Cycling can be an easier and more sustainable way to travel, but an upward trend in bicycle share programs is leading to more inexperienced cyclists. It is important to stay safe while riding, especially since most bicycle deaths occur in urban areas and nonintersection locations, said David Schwebel, Ph.D., a psychology professor at UAB who studies unintentional injury in children, adolescents and young adults.
“Bicyclists should be predictable, visible and aware as they move through their cities and neighborhoods,” said Schwebel, associate dean for Research in the UAB College of Arts and Sciences. “By taking precautions before you ride and while you are riding, you can significantly decrease the risk of injury or death while riding a bicycle.”
Bicycle safety is simple with a little preparation and attention to potential harm.
Always wear a helmet
Almost 75 percent of fatal bicycle crashes involve head injury, according to a study published in Cochrane Reviews. It is crucial to protect all of your body while riding a bicycle.

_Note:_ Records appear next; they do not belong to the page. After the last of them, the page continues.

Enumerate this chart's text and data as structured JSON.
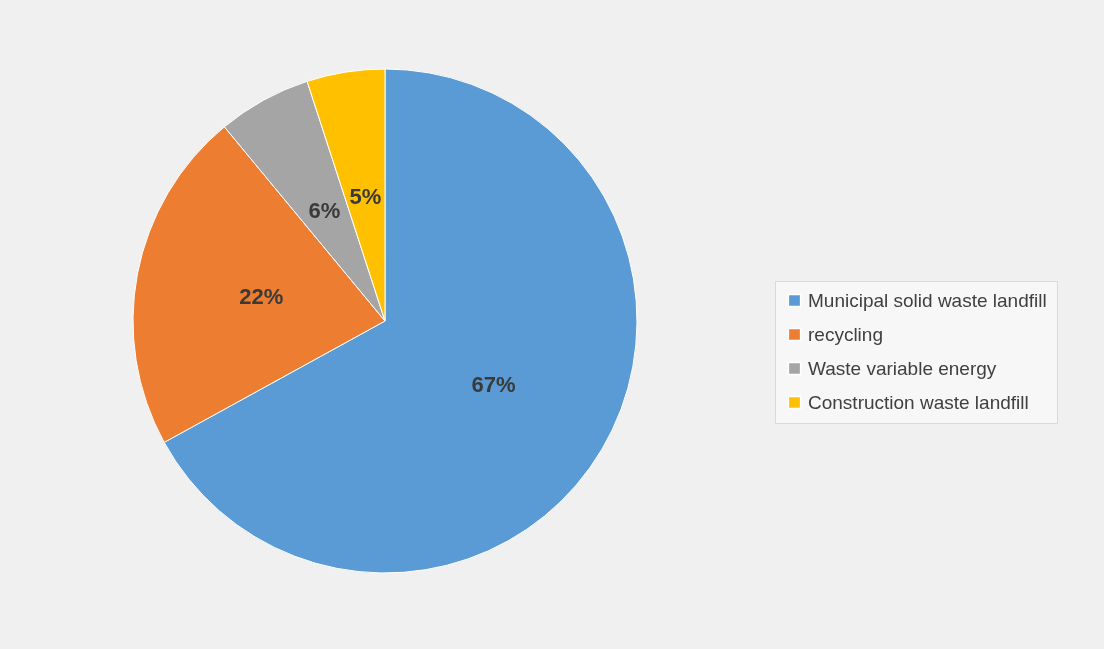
{
  "chart_data": {
    "type": "pie",
    "categories": [
      "Municipal solid waste landfill",
      "recycling",
      "Waste variable energy",
      "Construction waste landfill"
    ],
    "values": [
      67,
      22,
      6,
      5
    ],
    "colors": [
      "#5b9bd5",
      "#ed7d31",
      "#a5a5a5",
      "#ffc000"
    ],
    "value_labels": [
      "67%",
      "22%",
      "6%",
      "5%"
    ],
    "legend": "right"
  }
}
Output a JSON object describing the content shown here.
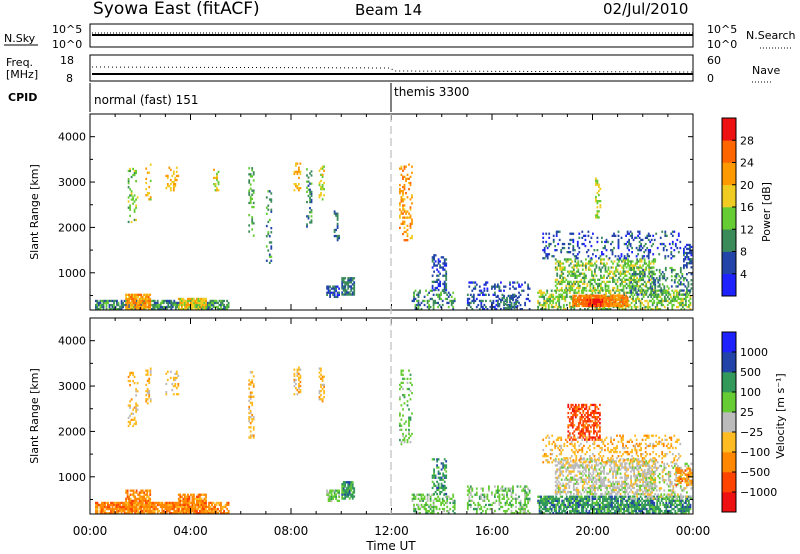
{
  "header": {
    "radar": "Syowa East (fitACF)",
    "beam": "Beam 14",
    "date": "02/Jul/2010"
  },
  "noise_panel": {
    "left_label": "N.Sky",
    "left_ticks": [
      "10^5",
      "10^0"
    ],
    "right_label": "N.Search",
    "right_ticks": [
      "10^5",
      "10^0"
    ]
  },
  "freq_panel": {
    "left_label_1": "Freq.",
    "left_label_2": "[MHz]",
    "left_ticks": [
      "18",
      "8"
    ],
    "right_label": "Nave",
    "right_ticks": [
      "60",
      "0"
    ]
  },
  "cpid_panel": {
    "label": "CPID",
    "segments": [
      {
        "name": "normal (fast) 151",
        "start_hour": 0
      },
      {
        "name": "themis 3300",
        "start_hour": 12
      }
    ]
  },
  "colors": {
    "power": [
      "#1e22ff",
      "#2244a8",
      "#3a8a5a",
      "#66cc33",
      "#f0cc22",
      "#ff9900",
      "#ff6600",
      "#ee1111"
    ],
    "velocity": [
      "#ee1111",
      "#ff4400",
      "#ff8800",
      "#ffbb22",
      "#bbbbbb",
      "#66cc33",
      "#33995a",
      "#2244a8",
      "#1e22ff"
    ],
    "cpid_divider": "#cccccc"
  },
  "chart_data": [
    {
      "type": "heatmap",
      "parameter": "Power",
      "xlabel": "",
      "ylabel": "Slant Range [km]",
      "xlim": [
        0,
        24
      ],
      "ylim": [
        180,
        4500
      ],
      "yticks": [
        1000,
        2000,
        3000,
        4000
      ],
      "colorbar": {
        "label": "Power [dB]",
        "min": 0,
        "max": 32,
        "ticks": [
          4,
          8,
          12,
          16,
          20,
          24,
          28
        ]
      },
      "blocks": [
        {
          "t0": 0.2,
          "t1": 5.5,
          "r0": 180,
          "r1": 380,
          "v": 10,
          "dens": 0.75
        },
        {
          "t0": 1.4,
          "t1": 2.4,
          "r0": 180,
          "r1": 500,
          "v": 22,
          "dens": 0.85
        },
        {
          "t0": 3.5,
          "t1": 4.6,
          "r0": 180,
          "r1": 450,
          "v": 18,
          "dens": 0.8
        },
        {
          "t0": 1.5,
          "t1": 1.9,
          "r0": 2100,
          "r1": 3300,
          "v": 14,
          "dens": 0.25
        },
        {
          "t0": 2.2,
          "t1": 2.4,
          "r0": 2600,
          "r1": 3400,
          "v": 18,
          "dens": 0.3
        },
        {
          "t0": 3.0,
          "t1": 3.5,
          "r0": 2800,
          "r1": 3300,
          "v": 20,
          "dens": 0.3
        },
        {
          "t0": 4.9,
          "t1": 5.1,
          "r0": 2800,
          "r1": 3300,
          "v": 18,
          "dens": 0.35
        },
        {
          "t0": 6.3,
          "t1": 6.5,
          "r0": 1800,
          "r1": 3300,
          "v": 12,
          "dens": 0.35
        },
        {
          "t0": 7.0,
          "t1": 7.2,
          "r0": 1200,
          "r1": 2800,
          "v": 10,
          "dens": 0.3
        },
        {
          "t0": 8.1,
          "t1": 8.4,
          "r0": 2800,
          "r1": 3400,
          "v": 20,
          "dens": 0.4
        },
        {
          "t0": 8.6,
          "t1": 8.8,
          "r0": 2000,
          "r1": 3300,
          "v": 10,
          "dens": 0.3
        },
        {
          "t0": 9.1,
          "t1": 9.3,
          "r0": 2600,
          "r1": 3400,
          "v": 18,
          "dens": 0.35
        },
        {
          "t0": 9.7,
          "t1": 9.9,
          "r0": 1700,
          "r1": 2400,
          "v": 8,
          "dens": 0.35
        },
        {
          "t0": 10.0,
          "t1": 10.5,
          "r0": 500,
          "r1": 900,
          "v": 8,
          "dens": 0.8
        },
        {
          "t0": 9.4,
          "t1": 9.9,
          "r0": 450,
          "r1": 700,
          "v": 6,
          "dens": 0.6
        },
        {
          "t0": 12.3,
          "t1": 12.8,
          "r0": 1700,
          "r1": 3400,
          "v": 22,
          "dens": 0.25
        },
        {
          "t0": 12.8,
          "t1": 14.5,
          "r0": 180,
          "r1": 600,
          "v": 10,
          "dens": 0.35
        },
        {
          "t0": 13.6,
          "t1": 14.2,
          "r0": 600,
          "r1": 1400,
          "v": 6,
          "dens": 0.45
        },
        {
          "t0": 15.0,
          "t1": 17.5,
          "r0": 180,
          "r1": 800,
          "v": 6,
          "dens": 0.3
        },
        {
          "t0": 16.2,
          "t1": 17.0,
          "r0": 200,
          "r1": 500,
          "v": 8,
          "dens": 0.5
        },
        {
          "t0": 17.8,
          "t1": 23.9,
          "r0": 180,
          "r1": 600,
          "v": 14,
          "dens": 0.5
        },
        {
          "t0": 19.2,
          "t1": 21.4,
          "r0": 250,
          "r1": 500,
          "v": 24,
          "dens": 0.85
        },
        {
          "t0": 19.7,
          "t1": 20.4,
          "r0": 250,
          "r1": 420,
          "v": 28,
          "dens": 0.95
        },
        {
          "t0": 18.5,
          "t1": 22.5,
          "r0": 600,
          "r1": 1300,
          "v": 14,
          "dens": 0.45
        },
        {
          "t0": 18.0,
          "t1": 23.5,
          "r0": 1300,
          "r1": 1900,
          "v": 6,
          "dens": 0.2
        },
        {
          "t0": 21.5,
          "t1": 23.9,
          "r0": 500,
          "r1": 1100,
          "v": 10,
          "dens": 0.3
        },
        {
          "t0": 20.1,
          "t1": 20.3,
          "r0": 2200,
          "r1": 3100,
          "v": 16,
          "dens": 0.3
        },
        {
          "t0": 23.6,
          "t1": 23.9,
          "r0": 1100,
          "r1": 1600,
          "v": 6,
          "dens": 0.5
        }
      ]
    },
    {
      "type": "heatmap",
      "parameter": "Velocity",
      "xlabel": "Time UT",
      "ylabel": "Slant Range [km]",
      "xlim": [
        0,
        24
      ],
      "ylim": [
        180,
        4500
      ],
      "xticks": [
        "00:00",
        "04:00",
        "08:00",
        "12:00",
        "16:00",
        "20:00",
        "00:00"
      ],
      "yticks": [
        1000,
        2000,
        3000,
        4000
      ],
      "colorbar": {
        "label": "Velocity [m s⁻¹]",
        "ticks": [
          1000,
          500,
          100,
          25,
          -25,
          -100,
          -500,
          -1000
        ]
      },
      "blocks": [
        {
          "t0": 0.2,
          "t1": 5.5,
          "r0": 180,
          "r1": 450,
          "v": 2,
          "dens": 0.8
        },
        {
          "t0": 1.4,
          "t1": 2.4,
          "r0": 180,
          "r1": 700,
          "v": 2,
          "dens": 0.7
        },
        {
          "t0": 3.5,
          "t1": 4.6,
          "r0": 180,
          "r1": 600,
          "v": 2,
          "dens": 0.75
        },
        {
          "t0": 1.5,
          "t1": 1.9,
          "r0": 2100,
          "r1": 3300,
          "v": 3,
          "dens": 0.25
        },
        {
          "t0": 2.2,
          "t1": 2.4,
          "r0": 2600,
          "r1": 3400,
          "v": 3,
          "dens": 0.3
        },
        {
          "t0": 3.0,
          "t1": 3.5,
          "r0": 2800,
          "r1": 3300,
          "v": 3,
          "dens": 0.3
        },
        {
          "t0": 6.3,
          "t1": 6.5,
          "r0": 1800,
          "r1": 3300,
          "v": 3,
          "dens": 0.35
        },
        {
          "t0": 8.1,
          "t1": 8.4,
          "r0": 2800,
          "r1": 3400,
          "v": 3,
          "dens": 0.4
        },
        {
          "t0": 9.1,
          "t1": 9.3,
          "r0": 2600,
          "r1": 3400,
          "v": 3,
          "dens": 0.35
        },
        {
          "t0": 10.0,
          "t1": 10.5,
          "r0": 500,
          "r1": 900,
          "v": 6,
          "dens": 0.85
        },
        {
          "t0": 9.4,
          "t1": 9.9,
          "r0": 450,
          "r1": 700,
          "v": 5,
          "dens": 0.6
        },
        {
          "t0": 12.3,
          "t1": 12.8,
          "r0": 1700,
          "r1": 3400,
          "v": 5,
          "dens": 0.25
        },
        {
          "t0": 12.8,
          "t1": 14.5,
          "r0": 180,
          "r1": 600,
          "v": 5,
          "dens": 0.4
        },
        {
          "t0": 13.6,
          "t1": 14.2,
          "r0": 600,
          "r1": 1400,
          "v": 6,
          "dens": 0.45
        },
        {
          "t0": 15.0,
          "t1": 17.5,
          "r0": 180,
          "r1": 800,
          "v": 5,
          "dens": 0.35
        },
        {
          "t0": 17.8,
          "t1": 23.9,
          "r0": 180,
          "r1": 550,
          "v": 6,
          "dens": 0.75
        },
        {
          "t0": 19.0,
          "t1": 20.3,
          "r0": 1800,
          "r1": 2600,
          "v": 1,
          "dens": 0.55
        },
        {
          "t0": 18.5,
          "t1": 22.5,
          "r0": 600,
          "r1": 1400,
          "v": 4,
          "dens": 0.5
        },
        {
          "t0": 18.0,
          "t1": 23.5,
          "r0": 1300,
          "r1": 1900,
          "v": 3,
          "dens": 0.25
        },
        {
          "t0": 21.5,
          "t1": 23.9,
          "r0": 500,
          "r1": 1300,
          "v": 4,
          "dens": 0.35
        },
        {
          "t0": 23.3,
          "t1": 23.9,
          "r0": 800,
          "r1": 1200,
          "v": 2,
          "dens": 0.6
        }
      ]
    }
  ]
}
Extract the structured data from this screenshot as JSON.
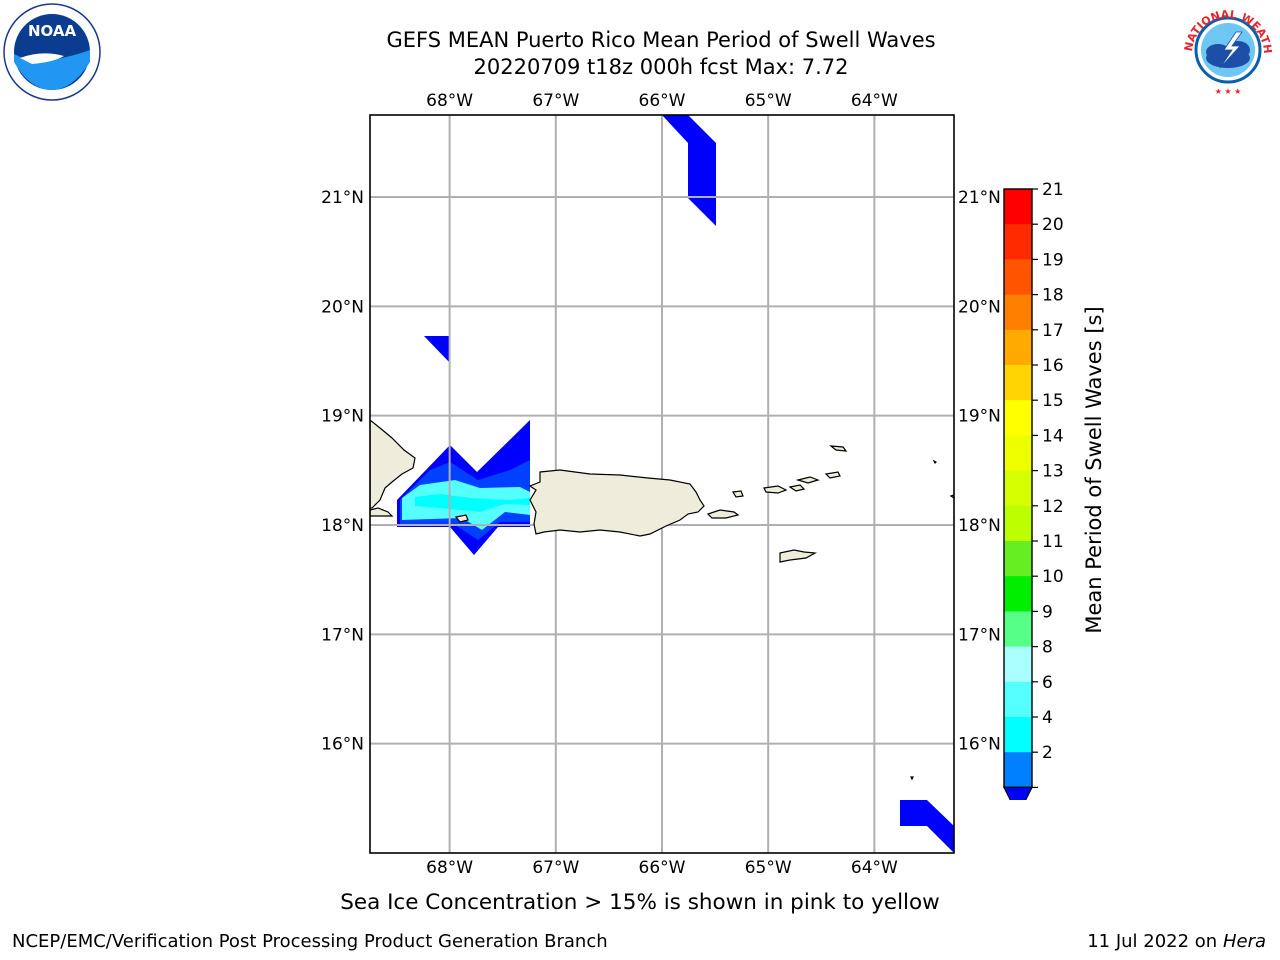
{
  "title": {
    "line1": "GEFS MEAN Puerto Rico Mean Period of Swell Waves",
    "line2": "20220709 t18z 000h fcst   Max: 7.72"
  },
  "map": {
    "lon_labels": [
      "68°W",
      "67°W",
      "66°W",
      "65°W",
      "64°W"
    ],
    "lat_labels": [
      "21°N",
      "20°N",
      "19°N",
      "18°N",
      "17°N",
      "16°N"
    ],
    "lon_values": [
      -68,
      -67,
      -66,
      -65,
      -64
    ],
    "lat_values": [
      21,
      20,
      19,
      18,
      17,
      16
    ],
    "lon_range": [
      -68.75,
      -63.25
    ],
    "lat_range": [
      15.0,
      21.75
    ],
    "land_color": "#eeecdb",
    "grid_color": "#b0b0b0"
  },
  "colorbar": {
    "label": "Mean Period of Swell Waves [s]",
    "ticks": [
      "21",
      "20",
      "19",
      "18",
      "17",
      "16",
      "15",
      "14",
      "13",
      "12",
      "11",
      "10",
      "9",
      "8",
      "6",
      "4",
      "2"
    ],
    "bands_top_to_bottom": [
      "#ff0000",
      "#ff2a00",
      "#ff5500",
      "#ff8000",
      "#ffaa00",
      "#ffd400",
      "#ffff00",
      "#eeff00",
      "#d5ff00",
      "#bbff00",
      "#66ee22",
      "#00ee00",
      "#55ff88",
      "#aaffff",
      "#55ffff",
      "#00ffff",
      "#0080ff"
    ],
    "extend_color": "#0000ff"
  },
  "legend_colors": {
    "deep_blue": "#0000ff",
    "mid_blue": "#0040ff",
    "light_cyan": "#55ffff",
    "cyan": "#00ffff"
  },
  "footer": {
    "note": "Sea Ice Concentration > 15% is shown in pink to yellow",
    "credit_left": "NCEP/EMC/Verification Post Processing Product Generation Branch",
    "credit_date": "11 Jul 2022 on ",
    "credit_machine": "Hera"
  },
  "logos": {
    "noaa_text": "NOAA",
    "nws_text": "NATIONAL WEATHER SERVICE"
  }
}
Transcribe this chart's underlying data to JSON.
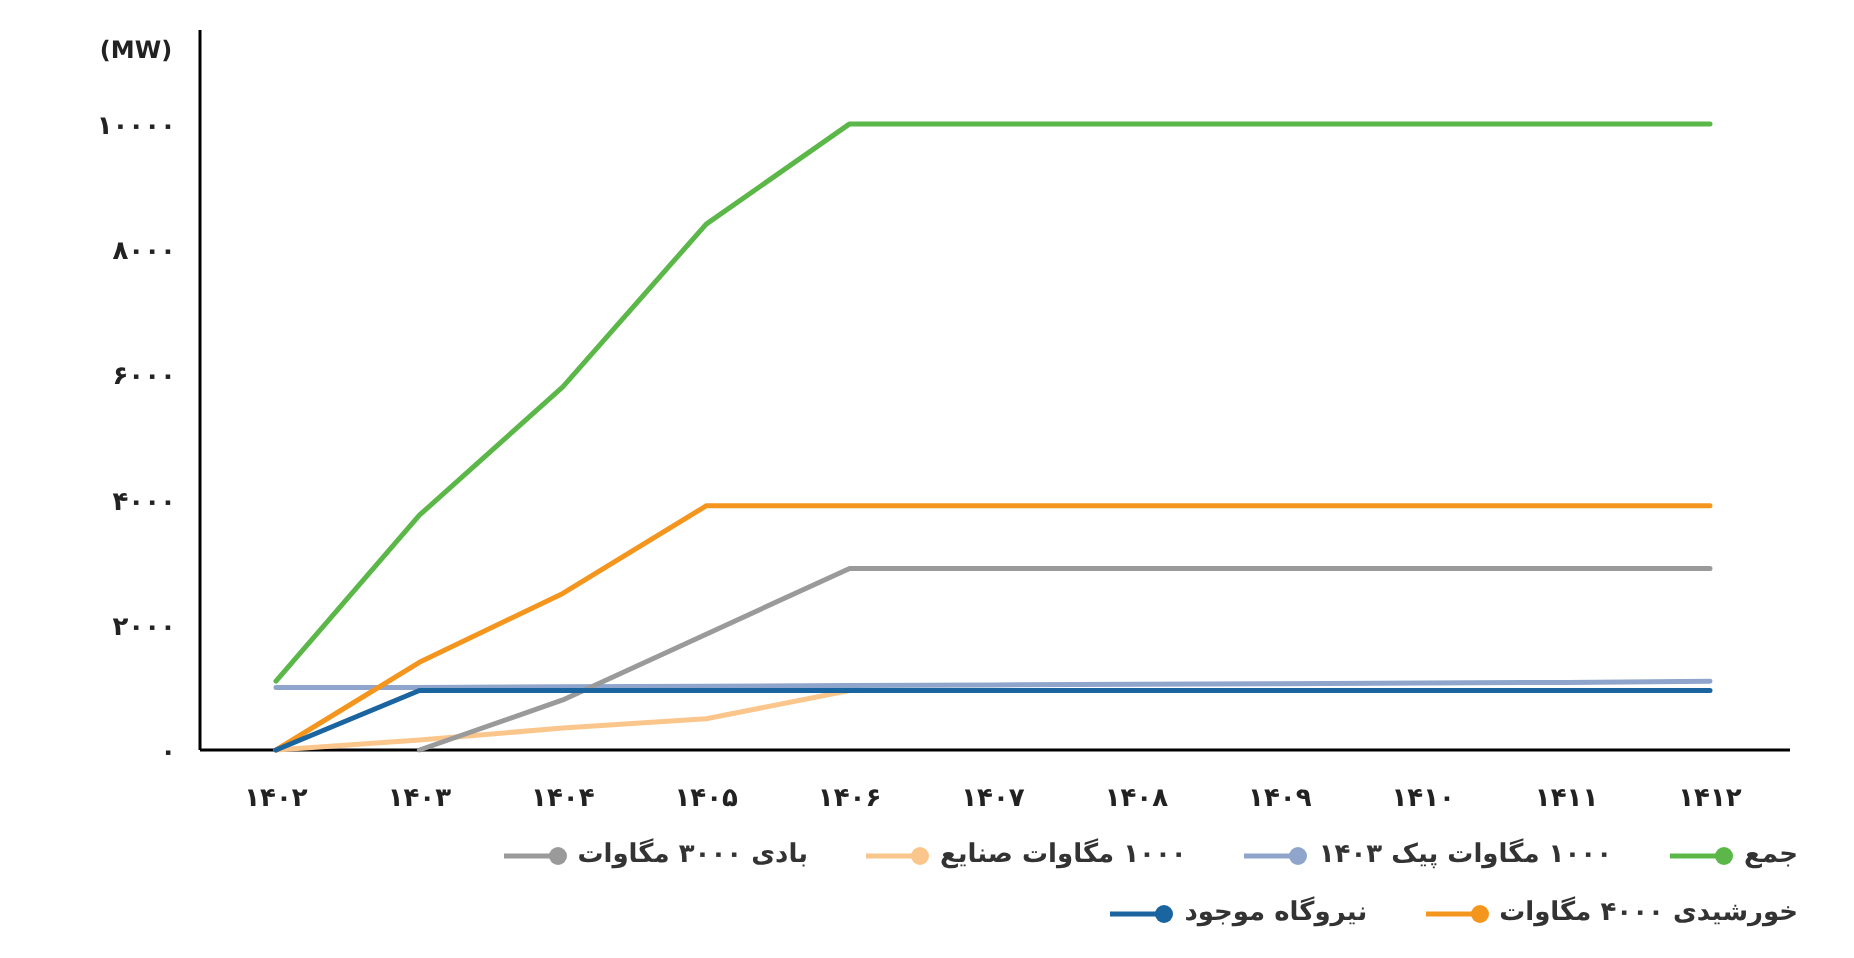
{
  "chart_data": {
    "type": "line",
    "ylabel": "(MW)",
    "categories": [
      "۱۴۰۲",
      "۱۴۰۳",
      "۱۴۰۴",
      "۱۴۰۵",
      "۱۴۰۶",
      "۱۴۰۷",
      "۱۴۰۸",
      "۱۴۰۹",
      "۱۴۱۰",
      "۱۴۱۱",
      "۱۴۱۲"
    ],
    "ylim": [
      0,
      11500
    ],
    "yticks": [
      {
        "value": 0,
        "label": "۰"
      },
      {
        "value": 2000,
        "label": "۲۰۰۰"
      },
      {
        "value": 4000,
        "label": "۴۰۰۰"
      },
      {
        "value": 6000,
        "label": "۶۰۰۰"
      },
      {
        "value": 8000,
        "label": "۸۰۰۰"
      },
      {
        "value": 10000,
        "label": "۱۰۰۰۰"
      }
    ],
    "grid": false,
    "legend": "bottom",
    "marker": "none",
    "line_style": "solid",
    "series": [
      {
        "name": "جمع",
        "color": "#5bb848",
        "values": [
          1100,
          3750,
          5800,
          8400,
          10000,
          10000,
          10000,
          10000,
          10000,
          10000,
          10000
        ]
      },
      {
        "name": "۱۰۰۰ مگاوات پیک ۱۴۰۳",
        "color": "#8fa5cc",
        "values": [
          1000,
          1000,
          1010,
          1020,
          1030,
          1040,
          1050,
          1060,
          1070,
          1080,
          1100
        ]
      },
      {
        "name": "۱۰۰۰ مگاوات صنایع",
        "color": "#fbc68b",
        "values": [
          0,
          160,
          350,
          500,
          950,
          null,
          null,
          null,
          null,
          null,
          null
        ]
      },
      {
        "name": "بادی ۳۰۰۰ مگاوات",
        "color": "#9a9a9a",
        "values": [
          null,
          0,
          800,
          1850,
          2900,
          2900,
          2900,
          2900,
          2900,
          2900,
          2900
        ]
      },
      {
        "name": "خورشیدی ۴۰۰۰ مگاوات",
        "color": "#f4961e",
        "values": [
          0,
          1400,
          2500,
          3900,
          3900,
          3900,
          3900,
          3900,
          3900,
          3900,
          3900
        ]
      },
      {
        "name": "نیروگاه موجود",
        "color": "#1a64a0",
        "values": [
          0,
          950,
          950,
          950,
          950,
          950,
          950,
          950,
          950,
          950,
          950
        ]
      }
    ]
  }
}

“Helmets save lives,” said Roderick Wilkins, captain of Housing and Special Operations with UAB Police and Public Safety. “If the helmet does not fit properly, it can leave important areas of the head exposed to injury.”
Find a helmet that fits snugly with the strap on. States have various laws regarding cyclists’ wearing helmets, but for safety it is recommend that everyone wear a helmet. Cyclists should check to make sure the helmet is ANSI- or SNELL-approved by the federal government.
Wear clothing that is tight and bright
What a cyclist is wearing matters. Wear clothing that is bright or has reflectors so car drivers can see it. This is especially important at dusk, dawn and night. Avoid loose clothing that can get caught in the bicycle. Long pants and long sleeves can protect against scrapes. In warmer weather, consider wearing knee pads and elbow pads.
“Avoid dark clothing when riding a bicycle,” Schwebel said. “Dark colors make it difficult for drivers of cars to see a bicyclist. If possible, I recommend not riding bicycles after dark.”
Perform a strict pre-ride checklist
Assess your bicycle and its road-readiness. Go through a checklist to ensure your bicycle is appropriately sized and maintained.
“Danger can occur if the bicycle fails at the wrong time,” Schwebel said. “Having a quick pre-ride checklist to ensure your bicycle is safe can decrease the risk of injury.”
Before hopping on a bike:
- Check to see if it is the right size – one too big can be harder to control.
- Adjust the seat to fit leg length.
- Make sure tires are properly inflated.
- Install reflectors on front and back of bicycle.
- Ensure that all parts are working properly.
- Grease chains, if needed.
Know the rules of the road
Bicyclists must know the rules of the road and follow them to ensure everyone’s safety.
“Cyclists are considered vehicles when riding in the street,” Wilkins said. “It is important to learn and follow the rules as a motorist and as a cyclist to help protect anyone who is traveling.”
Rules to keep in mind include:
- Never ride against the flow of traffic.
- Obey all traffic laws, signs and signals.
- Pedestrians always have the right of way if riding on the sidewalk.
- Use hand signals.
- Look both ways before crossing a street.
“If drivers know where you are going, they will be able to respond and avoid you, just as they would avoid other vehicles,” Schwebel said.
Using hand signals allows others to know what intentions are being communicated. Just as a motorist would, a bicycle rider should show others what they are doing and where they are going. The most important hand signals to know include left or right turn. Signal a left turn by extending the left hand out. To signal a right turn, extend the left arm out from the body pointing the forearm and hand up in a right angle.